In the first nine months of 2020, M2 money supply increased by 8.63%. The government estimated that by the end of 2020, foreign exchange reserves reached 100 billion dong, meaning that $22 billion had been purchased by SBV in 2020, like 2019.

On the other hand, the net mobilisation value from the open market operation (OMO) was almost zero for the whole 2020. In general, the net cash injection value from SBV might increase by 13 percent over the same period in 2020.

However, due to weak credit growth in the first 11 months, liquidity became abundant.

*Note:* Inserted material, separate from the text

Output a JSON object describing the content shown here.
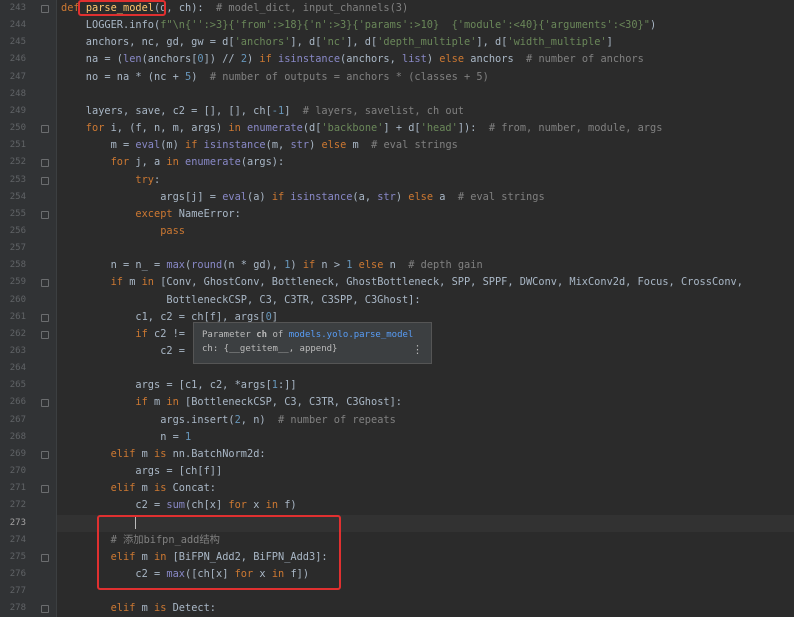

In the context of a decline in private investment and consumption, bank deposits had shifted to corporate bonds, as volume of issued in the first nine months increased by 79 percent year-on-year, and possibly the stock market, as price daily transaction value increased by 41 percent in the first 11 months of 2020 compared to the average of 2019, while foreign investors net sold a net of $704 million. In 2021, SBV would continue the easing policy in the context that other central banks also implemented a similar strategy and the US dollar might continue to depreciate, the research team at SSI forecasted.

However, foreign exchange policy in 2021 might change after the US Treasury Department determined that Vietnam was manipulating the currency. This might be the main catalyst for SBV to emphasize ‘not to create an unfair international trade competitive advantage’ in the policy direction.

Therefore, the dong was expected to increase in proportion to the positive changes in macroeconomic factors in 2021. Meanwhile, interest rates might escape the bottom in mid-2021 due to the sharp credit growth and the economic recovery, the SSI report stated.

With the same point of view, Viet Dragon Securities Company (VDSC) also believed that the stance on loosening monetary policy would continue in 2021 to support businesses and households in prolonged difficulties due to the pandemic. At the same time, credit growth would increase by 12 percent to 13 percent along with the improvement of business confidence and economic activities. The possibility of further cutting interest rate policy was low. Besides, the dong would continue to be stable against the US dollar in 2021 due to the expectation that the US dollar would continue to weaken, stated VDSC.